INFO - 2022-04-26 23:32:03,045 - semantic_segmentation - Loading checkpoint /home/x/work/Open3D-ML/examples/vis_weights_RandLANet.pth INFO - 2022-04-26 23:32:18,718 - semantic_segmentation - Loading checkpoint /home/x/work/Open3D-ML/examples/vis_weights_KPFCNN.pth test 0/1: 100%|██████████████████████████████████████████████████████████████████████████████████████████████████████████████████████████▉| 78711/78726 [00:05<00:00, 15310.08it/s]Traceback (most recent call last): File "vis_pred.py", line 167, in main() File "vis_pred.py", line 155, in main pcs_with_pred = pred_custom_data(pc_names, pcs, pipeline_r, pipeline_k) File "vis_pred.py", line 40, in pred_custom_data results_r = pipeline_r.run_inference(data) File "/home/x/.local/lib/python3.6/site-packages/open3d/_ml3d/torch/pipelines/semantic_segmentation.py", line 175, in run_inference model.cfg.ignored_label_inds, device) File "/home/x/.local/lib/python3.6/site-packages/open3d/_ml3d/torch/modules/losses/semseg_loss.py", line 20, in filter_valid_label valid_idx.unsqueeze(-1).expand(-1, num_classes)) RuntimeError: Expected all tensors to be on the same device, but found at least two devices, cpu and cuda:0! (when checking argument for argument index in method wrapper_gather) test 0/1: 100%|████████████████████████████████████████████████████████████████████████████████████████████████████████████████████████████| 78726/78726 [00:13<00:00, 5852.46it/s]

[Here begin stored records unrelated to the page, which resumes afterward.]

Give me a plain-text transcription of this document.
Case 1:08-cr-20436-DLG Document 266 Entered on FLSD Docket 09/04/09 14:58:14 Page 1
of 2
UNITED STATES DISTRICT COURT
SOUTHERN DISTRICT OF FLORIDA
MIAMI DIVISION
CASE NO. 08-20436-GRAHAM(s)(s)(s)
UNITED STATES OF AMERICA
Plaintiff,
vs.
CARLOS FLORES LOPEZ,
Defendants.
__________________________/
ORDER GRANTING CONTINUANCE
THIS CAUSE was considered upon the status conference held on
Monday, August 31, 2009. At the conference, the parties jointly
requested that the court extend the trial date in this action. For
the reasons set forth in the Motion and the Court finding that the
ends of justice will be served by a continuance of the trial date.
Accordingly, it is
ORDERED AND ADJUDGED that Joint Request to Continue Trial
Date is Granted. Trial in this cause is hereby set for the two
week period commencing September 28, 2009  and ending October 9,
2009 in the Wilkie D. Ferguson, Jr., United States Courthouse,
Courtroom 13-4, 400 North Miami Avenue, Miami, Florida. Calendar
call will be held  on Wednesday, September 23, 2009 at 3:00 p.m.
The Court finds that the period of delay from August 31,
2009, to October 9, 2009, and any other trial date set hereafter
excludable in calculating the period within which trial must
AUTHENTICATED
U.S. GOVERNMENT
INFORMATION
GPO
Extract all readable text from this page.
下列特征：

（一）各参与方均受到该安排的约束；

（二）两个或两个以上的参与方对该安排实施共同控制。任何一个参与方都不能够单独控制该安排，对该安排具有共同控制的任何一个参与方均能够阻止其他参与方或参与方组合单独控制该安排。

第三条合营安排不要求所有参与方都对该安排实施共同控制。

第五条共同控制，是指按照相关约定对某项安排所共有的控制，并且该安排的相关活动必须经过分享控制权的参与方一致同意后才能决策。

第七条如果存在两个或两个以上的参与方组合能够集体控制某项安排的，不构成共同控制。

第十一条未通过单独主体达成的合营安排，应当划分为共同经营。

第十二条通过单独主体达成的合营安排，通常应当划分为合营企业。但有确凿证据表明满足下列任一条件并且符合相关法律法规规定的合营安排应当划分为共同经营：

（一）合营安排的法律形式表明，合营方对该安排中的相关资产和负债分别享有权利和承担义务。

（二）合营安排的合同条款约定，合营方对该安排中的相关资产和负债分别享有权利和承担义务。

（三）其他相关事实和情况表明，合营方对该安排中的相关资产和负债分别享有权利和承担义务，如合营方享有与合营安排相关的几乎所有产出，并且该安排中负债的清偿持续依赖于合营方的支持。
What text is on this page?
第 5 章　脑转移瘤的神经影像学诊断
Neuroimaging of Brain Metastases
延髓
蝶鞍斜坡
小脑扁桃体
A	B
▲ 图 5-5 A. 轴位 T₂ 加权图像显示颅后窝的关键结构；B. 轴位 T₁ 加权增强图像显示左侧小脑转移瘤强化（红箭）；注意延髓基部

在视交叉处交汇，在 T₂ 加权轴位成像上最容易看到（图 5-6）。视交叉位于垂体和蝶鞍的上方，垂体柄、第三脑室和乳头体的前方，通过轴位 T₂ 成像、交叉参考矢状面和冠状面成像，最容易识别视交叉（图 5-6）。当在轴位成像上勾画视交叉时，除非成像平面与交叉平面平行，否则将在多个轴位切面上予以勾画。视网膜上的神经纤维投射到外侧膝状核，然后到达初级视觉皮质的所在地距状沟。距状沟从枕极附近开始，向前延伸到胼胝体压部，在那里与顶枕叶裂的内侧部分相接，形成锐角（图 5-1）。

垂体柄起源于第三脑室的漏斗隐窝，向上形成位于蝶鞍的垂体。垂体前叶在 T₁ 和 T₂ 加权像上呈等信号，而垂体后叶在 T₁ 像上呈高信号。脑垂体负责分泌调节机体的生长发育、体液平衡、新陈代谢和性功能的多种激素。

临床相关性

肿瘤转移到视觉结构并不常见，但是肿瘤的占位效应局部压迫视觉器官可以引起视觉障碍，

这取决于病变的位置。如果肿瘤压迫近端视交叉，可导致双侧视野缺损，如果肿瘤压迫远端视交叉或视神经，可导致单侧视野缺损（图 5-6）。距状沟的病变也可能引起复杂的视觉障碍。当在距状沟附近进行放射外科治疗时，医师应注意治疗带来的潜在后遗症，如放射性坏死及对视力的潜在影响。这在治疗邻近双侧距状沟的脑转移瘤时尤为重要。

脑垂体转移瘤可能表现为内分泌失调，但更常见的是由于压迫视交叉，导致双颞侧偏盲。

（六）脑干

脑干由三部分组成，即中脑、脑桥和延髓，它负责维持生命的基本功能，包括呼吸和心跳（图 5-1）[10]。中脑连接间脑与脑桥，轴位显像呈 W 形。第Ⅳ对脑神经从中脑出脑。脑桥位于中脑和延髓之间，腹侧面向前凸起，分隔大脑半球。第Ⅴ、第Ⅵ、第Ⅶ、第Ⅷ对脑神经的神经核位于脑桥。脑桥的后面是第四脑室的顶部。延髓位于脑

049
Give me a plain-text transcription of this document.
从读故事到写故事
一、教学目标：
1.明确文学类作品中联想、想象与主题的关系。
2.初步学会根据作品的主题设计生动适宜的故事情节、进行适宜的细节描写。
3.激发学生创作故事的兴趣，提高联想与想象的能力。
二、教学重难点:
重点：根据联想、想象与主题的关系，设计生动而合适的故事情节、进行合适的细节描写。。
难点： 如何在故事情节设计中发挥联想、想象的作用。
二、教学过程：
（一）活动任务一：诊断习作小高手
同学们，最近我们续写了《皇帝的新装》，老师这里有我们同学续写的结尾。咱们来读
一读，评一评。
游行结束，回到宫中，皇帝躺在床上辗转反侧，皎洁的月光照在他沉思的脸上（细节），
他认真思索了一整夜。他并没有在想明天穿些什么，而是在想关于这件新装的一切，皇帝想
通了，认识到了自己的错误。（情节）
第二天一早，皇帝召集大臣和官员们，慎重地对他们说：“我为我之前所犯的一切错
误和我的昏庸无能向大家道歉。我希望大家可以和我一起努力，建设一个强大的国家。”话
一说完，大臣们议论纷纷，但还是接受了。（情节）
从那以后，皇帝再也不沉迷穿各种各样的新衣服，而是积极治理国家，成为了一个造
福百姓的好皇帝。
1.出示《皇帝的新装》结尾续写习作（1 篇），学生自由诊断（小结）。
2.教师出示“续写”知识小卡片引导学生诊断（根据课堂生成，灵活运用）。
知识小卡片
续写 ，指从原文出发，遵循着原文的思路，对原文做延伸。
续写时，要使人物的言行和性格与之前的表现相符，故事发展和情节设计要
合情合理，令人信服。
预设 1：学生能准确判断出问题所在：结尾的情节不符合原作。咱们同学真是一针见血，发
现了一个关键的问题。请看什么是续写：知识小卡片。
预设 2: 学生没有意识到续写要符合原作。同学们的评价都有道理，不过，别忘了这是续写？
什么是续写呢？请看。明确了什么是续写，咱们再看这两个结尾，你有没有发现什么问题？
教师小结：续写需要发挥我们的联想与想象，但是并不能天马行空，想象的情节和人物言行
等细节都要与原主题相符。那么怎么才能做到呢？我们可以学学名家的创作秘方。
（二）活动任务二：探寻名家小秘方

lovelyyoshino commented 2 years ago

I can see the bug in

        metric = SemSegMetric()
        valid_scores, valid_labels = filter_valid_label(
            torch.tensor(inference_result['predict_scores']).to(device),
            torch.tensor(data['label']), model.cfg.num_classes,
            model.cfg.ignored_label_inds, device)
        metric.update(valid_scores, valid_labels)
        log.info(f"Accuracy : {metric.acc()}")
        log.info(f"IoU : {metric.iou()}")

which can see in https://github.com/isl-org/Open3D-ML/issues/435

RuiMargarido commented 8 months ago

We have had this error while training PointTransformer on a CustomDataset. We managed to fix this, by changing run_inference in semantic_segmentation.py.

We changed line 161, to replicate what is going on in run_test(), ie: Add

if hasattr(inputs['data'], 'to'):
    inputs['data'].to(device)

before

results = model(inputs['data'])
anuzk13 commented 3 months ago

Thank you @RuiMargarido this worked for me!